Do airplane wings use difference in pressure to generate lift or conservation of momentum? I hope this is a physics topic.  I thought it may be appropriate because of conservation of momentum.  I was under the impression that lift in an airplane wing ( an airfoil ) was due to difference in pressure. However a physics video on Youtube said that it was conservation of momentum that generates lift , which did not make sense to me, I am now wondering about the validity of the video. The video author is a physicist so maybe I thought the physics section of stackexchange may be appropriate to ask.  Is there some underlying physics I am not aware of? Thank you
 A: Both explanations are equivalent. The wing forces air down, so by Newton's third law (and momentum conservation), air pushes the wing up. This upward force manifests itself as pressure on the wing since air is well-modeled as a fluid and the air being forced down combines with the air below the wing to form a higher density, high-pressure region. The space the forced-down air left is now less dense and has less pressure, creating a pressure difference between the top and bottom of the wing. Because the pressure on top of the wing is less than the pressure on the bottom, the overall force on the wing is upward.

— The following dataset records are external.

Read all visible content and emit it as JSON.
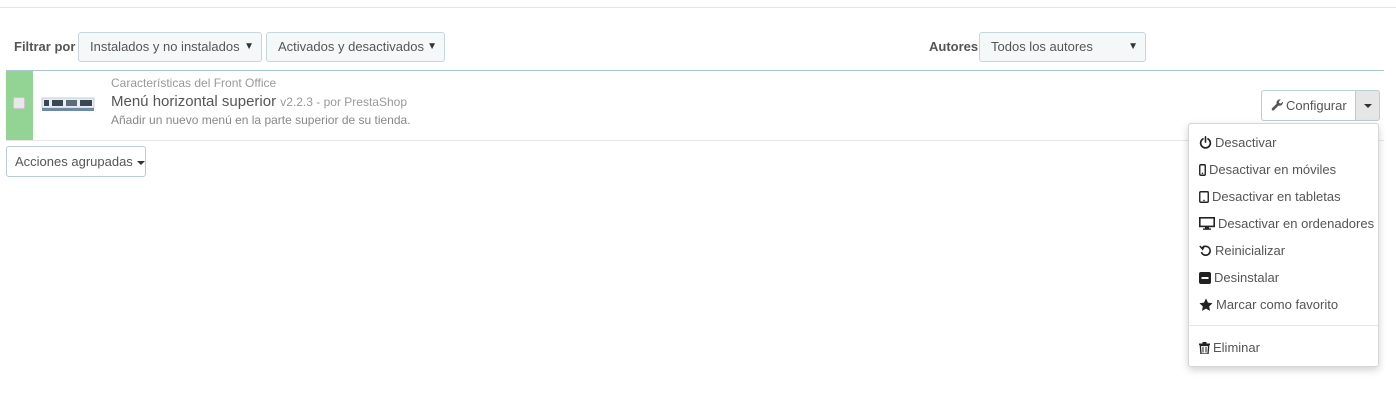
{
  "filters": {
    "label": "Filtrar por",
    "install_select": "Instalados y no instalados",
    "active_select": "Activados y desactivados",
    "authors_label": "Autores",
    "authors_select": "Todos los autores"
  },
  "module": {
    "category": "Características del Front Office",
    "name": "Menú horizontal superior",
    "version": "v2.2.3 - por PrestaShop",
    "description": "Añadir un nuevo menú en la parte superior de su tienda.",
    "status_color": "#93d393"
  },
  "actions": {
    "configure_label": "Configurar",
    "menu": [
      {
        "label": "Desactivar",
        "icon": "power-icon"
      },
      {
        "label": "Desactivar en móviles",
        "icon": "mobile-icon"
      },
      {
        "label": "Desactivar en tabletas",
        "icon": "tablet-icon"
      },
      {
        "label": "Desactivar en ordenadores",
        "icon": "desktop-icon"
      },
      {
        "label": "Reinicializar",
        "icon": "undo-icon"
      },
      {
        "label": "Desinstalar",
        "icon": "minus-square-icon"
      },
      {
        "label": "Marcar como favorito",
        "icon": "star-icon"
      },
      {
        "label": "Eliminar",
        "icon": "trash-icon"
      }
    ]
  },
  "bulk": {
    "label": "Acciones agrupadas"
  }
}
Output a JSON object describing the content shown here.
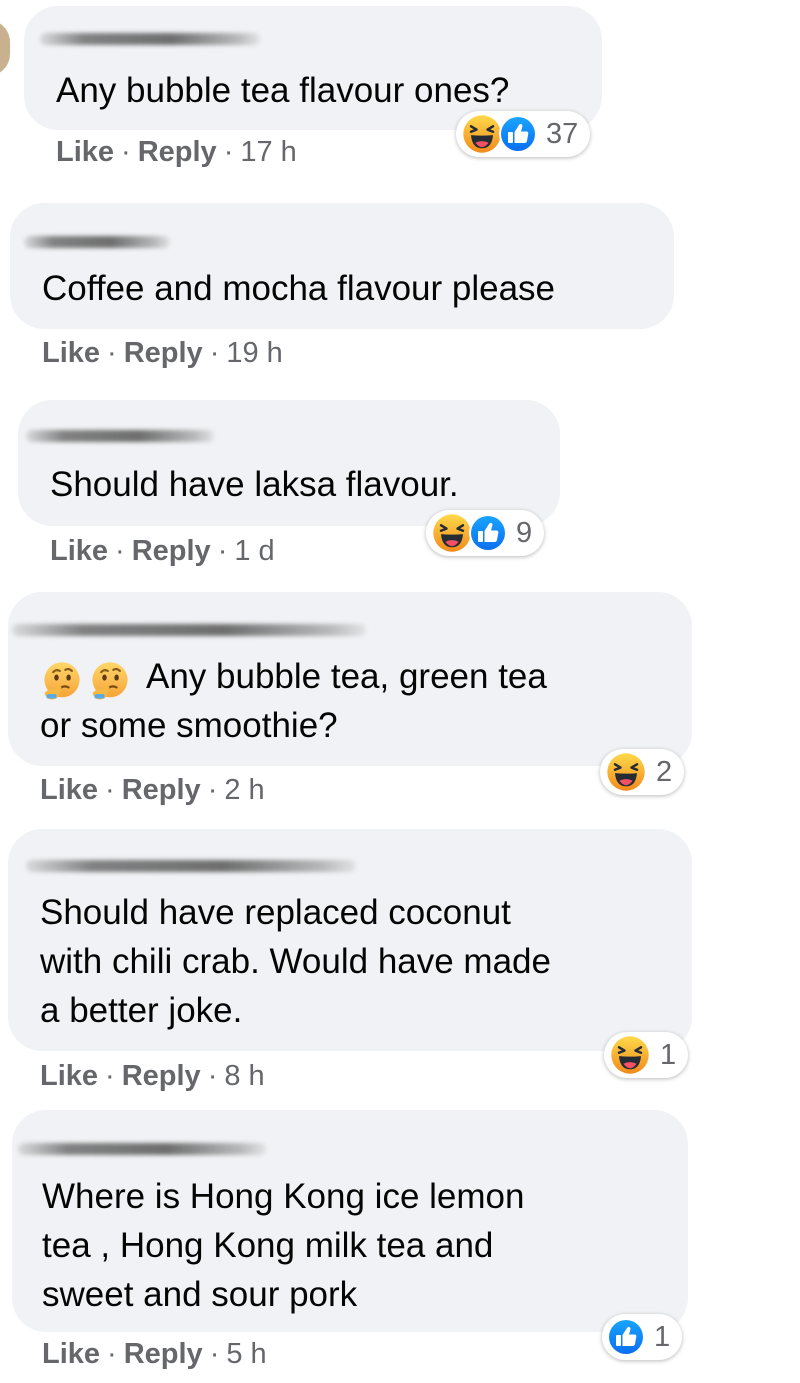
{
  "comments": [
    {
      "text_lines": [
        "Any bubble tea flavour ones?"
      ],
      "like": "Like",
      "reply": "Reply",
      "time": "17 h",
      "reactions": {
        "icons": [
          "haha",
          "like"
        ],
        "count": "37"
      }
    },
    {
      "text_lines": [
        "Coffee and mocha flavour please"
      ],
      "like": "Like",
      "reply": "Reply",
      "time": "19 h",
      "reactions": null
    },
    {
      "text_lines": [
        "Should have laksa flavour."
      ],
      "like": "Like",
      "reply": "Reply",
      "time": "1 d",
      "reactions": {
        "icons": [
          "haha",
          "like"
        ],
        "count": "9"
      }
    },
    {
      "text_lines": [
        "Any bubble tea, green tea",
        "or some smoothie?"
      ],
      "leading_emoji": [
        "thinking-face",
        "thinking-face"
      ],
      "like": "Like",
      "reply": "Reply",
      "time": "2 h",
      "reactions": {
        "icons": [
          "haha"
        ],
        "count": "2"
      }
    },
    {
      "text_lines": [
        "Should have replaced coconut",
        "with chili crab. Would have made",
        "a better joke."
      ],
      "like": "Like",
      "reply": "Reply",
      "time": "8 h",
      "reactions": {
        "icons": [
          "haha"
        ],
        "count": "1"
      }
    },
    {
      "text_lines": [
        "Where is Hong Kong ice lemon",
        "tea , Hong Kong milk tea and",
        "sweet and sour pork"
      ],
      "like": "Like",
      "reply": "Reply",
      "time": "5 h",
      "reactions": {
        "icons": [
          "like"
        ],
        "count": "1"
      }
    }
  ],
  "separator": "·",
  "colors": {
    "bubble_bg": "#f0f2f5",
    "meta_text": "#65676b",
    "like_blue": "#1877f2",
    "haha_yellow": "#f7b125"
  }
}
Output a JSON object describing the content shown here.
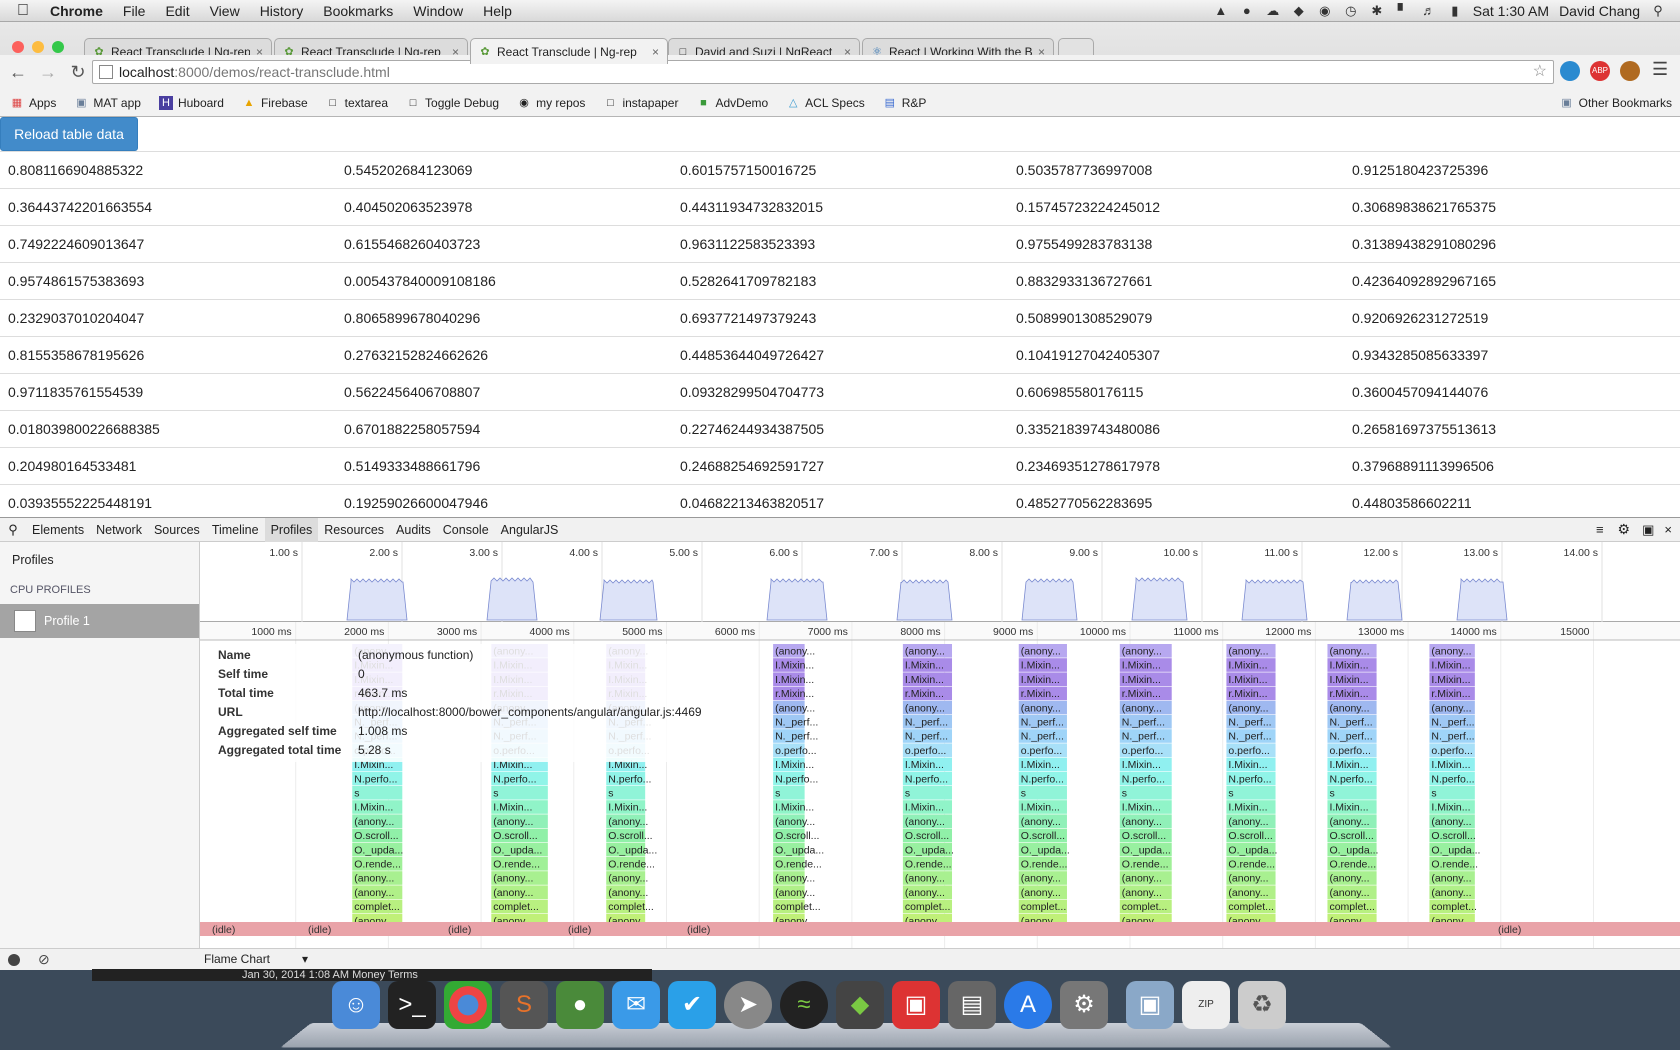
{
  "menubar": {
    "app": "Chrome",
    "items": [
      "File",
      "Edit",
      "View",
      "History",
      "Bookmarks",
      "Window",
      "Help"
    ],
    "clock": "Sat 1:30 AM",
    "user": "David Chang"
  },
  "tabs": [
    {
      "title": "React Transclude | Ng-rep"
    },
    {
      "title": "React Transclude | Ng-rep"
    },
    {
      "title": "React Transclude | Ng-rep"
    },
    {
      "title": "David and Suzi | NgReact"
    },
    {
      "title": "React | Working With the B"
    }
  ],
  "omnibox": {
    "host": "localhost",
    "path": ":8000/demos/react-transclude.html"
  },
  "bookmarks": [
    "Apps",
    "MAT app",
    "Huboard",
    "Firebase",
    "textarea",
    "Toggle Debug",
    "my repos",
    "instapaper",
    "AdvDemo",
    "ACL Specs",
    "R&P"
  ],
  "bookmarks_other": "Other Bookmarks",
  "page": {
    "reload_label": "Reload table data",
    "rows": [
      [
        "0.8081166904885322",
        "0.545202684123069",
        "0.6015757150016725",
        "0.5035787736997008",
        "0.9125180423725396"
      ],
      [
        "0.36443742201663554",
        "0.404502063523978",
        "0.44311934732832015",
        "0.15745723224245012",
        "0.30689838621765375"
      ],
      [
        "0.7492224609013647",
        "0.6155468260403723",
        "0.9631122583523393",
        "0.9755499283783138",
        "0.31389438291080296"
      ],
      [
        "0.9574861575383693",
        "0.005437840009108186",
        "0.5282641709782183",
        "0.8832933136727661",
        "0.42364092892967165"
      ],
      [
        "0.2329037010204047",
        "0.8065899678040296",
        "0.6937721497379243",
        "0.5089901308529079",
        "0.9206926231272519"
      ],
      [
        "0.8155358678195626",
        "0.27632152824662626",
        "0.44853644049726427",
        "0.10419127042405307",
        "0.9343285085633397"
      ],
      [
        "0.9711835761554539",
        "0.5622456406708807",
        "0.09328299504704773",
        "0.606985580176115",
        "0.3600457094144076"
      ],
      [
        "0.018039800226688385",
        "0.6701882258057594",
        "0.22746244934387505",
        "0.33521839743480086",
        "0.26581697375513613"
      ],
      [
        "0.204980164533481",
        "0.5149333488661796",
        "0.24688254692591727",
        "0.23469351278617978",
        "0.37968891113996506"
      ],
      [
        "0.03935552225448191",
        "0.19259026600047946",
        "0.04682213463820517",
        "0.4852770562283695",
        "0.44803586602211"
      ]
    ]
  },
  "devtools": {
    "tabs": [
      "Elements",
      "Network",
      "Sources",
      "Timeline",
      "Profiles",
      "Resources",
      "Audits",
      "Console",
      "AngularJS"
    ],
    "active_tab": "Profiles",
    "sidebar_title": "Profiles",
    "section": "CPU PROFILES",
    "profile": "Profile 1",
    "view_mode": "Flame Chart",
    "overview_ticks": [
      "1.00 s",
      "2.00 s",
      "3.00 s",
      "4.00 s",
      "5.00 s",
      "6.00 s",
      "7.00 s",
      "8.00 s",
      "9.00 s",
      "10.00 s",
      "11.00 s",
      "12.00 s",
      "13.00 s",
      "14.00 s"
    ],
    "ms_ticks": [
      "1000 ms",
      "2000 ms",
      "3000 ms",
      "4000 ms",
      "5000 ms",
      "6000 ms",
      "7000 ms",
      "8000 ms",
      "9000 ms",
      "10000 ms",
      "11000 ms",
      "12000 ms",
      "13000 ms",
      "14000 ms",
      "15000"
    ],
    "details": [
      {
        "k": "Name",
        "v": "(anonymous function)"
      },
      {
        "k": "Self time",
        "v": "0"
      },
      {
        "k": "Total time",
        "v": "463.7 ms"
      },
      {
        "k": "URL",
        "v": "http://localhost:8000/bower_components/angular/angular.js:4469"
      },
      {
        "k": "Aggregated self time",
        "v": "1.008 ms"
      },
      {
        "k": "Aggregated total time",
        "v": "5.28 s"
      }
    ],
    "stack_labels": [
      "(anony...",
      "I.Mixin...",
      "I.Mixin...",
      "r.Mixin...",
      "(anony...",
      "N._perf...",
      "N._perf...",
      "o.perfo...",
      "I.Mixin...",
      "N.perfo...",
      "s",
      "I.Mixin...",
      "(anony...",
      "O.scroll...",
      "O._upda...",
      "O.rende...",
      "(anony...",
      "(anony...",
      "complet...",
      "(anony..."
    ],
    "idle_label": "(idle)"
  },
  "dock_bg_text": "Jan 30, 2014 1:08 AM      Money Terms",
  "colors": {
    "accent": "#428bca",
    "idle": "#e9a3a8",
    "overview_fill": "#dde3f8"
  }
}
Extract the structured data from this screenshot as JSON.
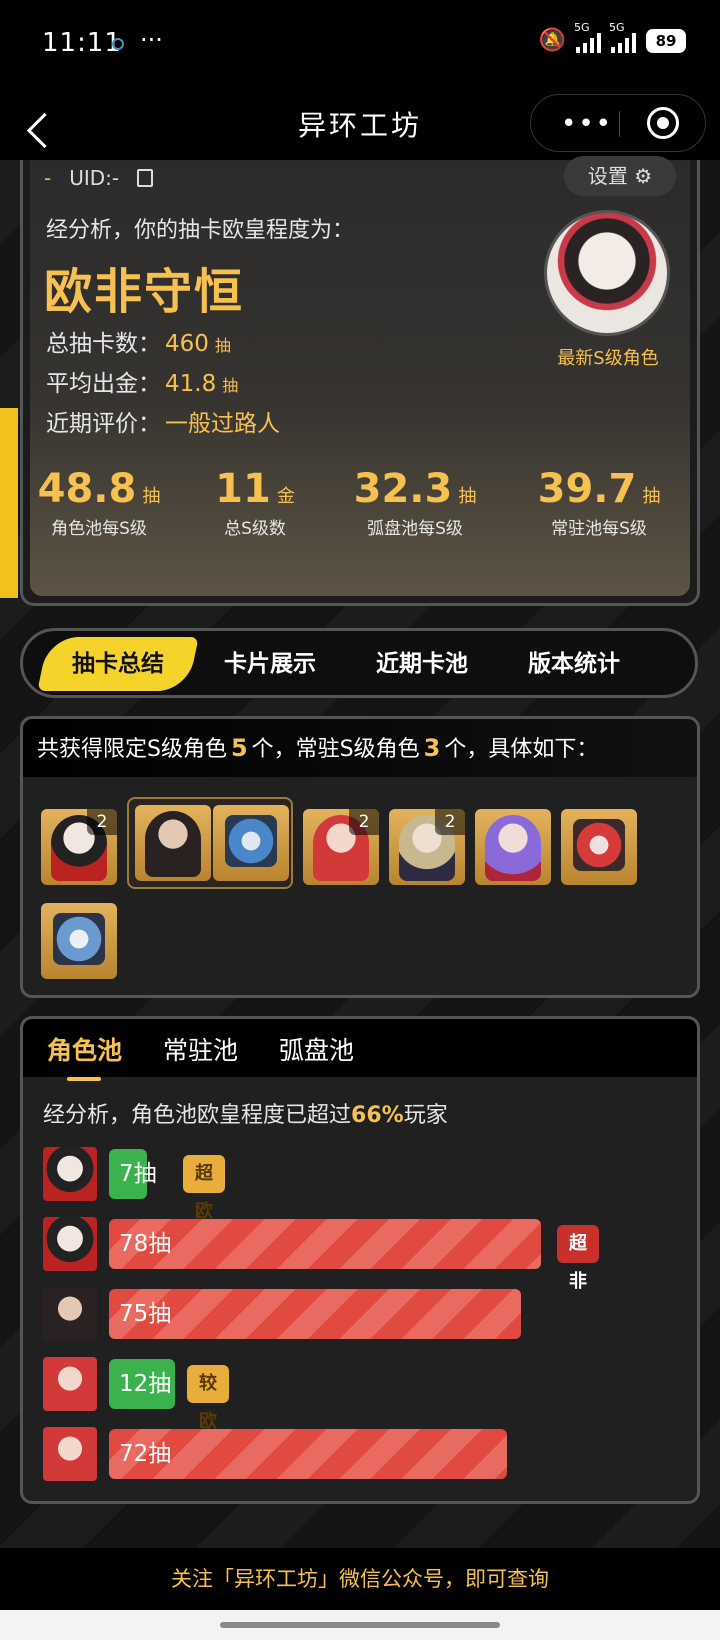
{
  "status": {
    "time": "11:11",
    "more": "···",
    "sig1": "5G",
    "sig2": "5G",
    "battery": "89"
  },
  "header": {
    "title": "异环工坊",
    "capsule_dots": "•••"
  },
  "profile": {
    "uid_prefix": "-",
    "uid": "UID:-",
    "settings_label": "设置 ⚙",
    "analysis_text": "经分析，你的抽卡欧皇程度为：",
    "verdict": "欧非守恒",
    "stats": [
      {
        "label": "总抽卡数：",
        "value": "460",
        "unit": "抽"
      },
      {
        "label": "平均出金：",
        "value": "41.8",
        "unit": "抽"
      },
      {
        "label": "近期评价：",
        "value": "一般过路人",
        "unit": ""
      }
    ],
    "avatar_caption": "最新S级角色",
    "metrics": [
      {
        "value": "48.8",
        "unit": "抽",
        "label": "角色池每S级"
      },
      {
        "value": "11",
        "unit": "金",
        "label": "总S级数"
      },
      {
        "value": "32.3",
        "unit": "抽",
        "label": "弧盘池每S级"
      },
      {
        "value": "39.7",
        "unit": "抽",
        "label": "常驻池每S级"
      }
    ]
  },
  "tabs": [
    "抽卡总结",
    "卡片展示",
    "近期卡池",
    "版本统计"
  ],
  "summary": {
    "p1": "共获得限定S级角色",
    "limited": "5",
    "p2": "个，常驻S级角色",
    "standard": "3",
    "p3": "个，具体如下：",
    "counts": [
      "2",
      "2",
      "2"
    ]
  },
  "pool": {
    "tabs": [
      "角色池",
      "常驻池",
      "弧盘池"
    ],
    "analysis_p1": "经分析，角色池欧皇程度已超过",
    "percent": "66%",
    "analysis_p2": "玩家",
    "rows": [
      {
        "pulls": "7抽",
        "badge": "超欧"
      },
      {
        "pulls": "78抽",
        "badge": "超非"
      },
      {
        "pulls": "75抽",
        "badge": ""
      },
      {
        "pulls": "12抽",
        "badge": "较欧"
      },
      {
        "pulls": "72抽",
        "badge": ""
      }
    ]
  },
  "footer": {
    "text": "关注「异环工坊」微信公众号，即可查询"
  },
  "colors": {
    "accent": "#f6c150",
    "tab_active": "#f4d42a",
    "good": "#3bb24e",
    "bad": "#e04a40"
  }
}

Another way to say this is that the Newtonian view is the microscopic view--imagining individual air molecules colliding with the bottom of the wing to hold it up. The pressure-based (or Bernoulli) view takes a macroscopic view, in which fluid air interacts with an obstruction and flows around with varying speeds and pressures. The Bernoulli view can be derived from the Newtonian view.
After watching the Sixty Symbols video, I'm understanding the confusion. The image that comes to mind when considering the simple Newtonian picture is incomplete in one sense because it looks like only the air under the wing makes lift. The Bernoulli aspects of the explanation gives the result that air flowing over the top of the wing ends up with a larger downward momentum, and so contributes more lift than the air flowing under the wing. The complete picture not only considers the air that interacts with the wing, but also how that wing-pushed air interacts with the surrounding air.
The simple statement is still true: airplanes stay up by moving air down. The detailed explanation gets into hairy fluid-dynamics math that tells you that wings both push and pull air down (among many other actions).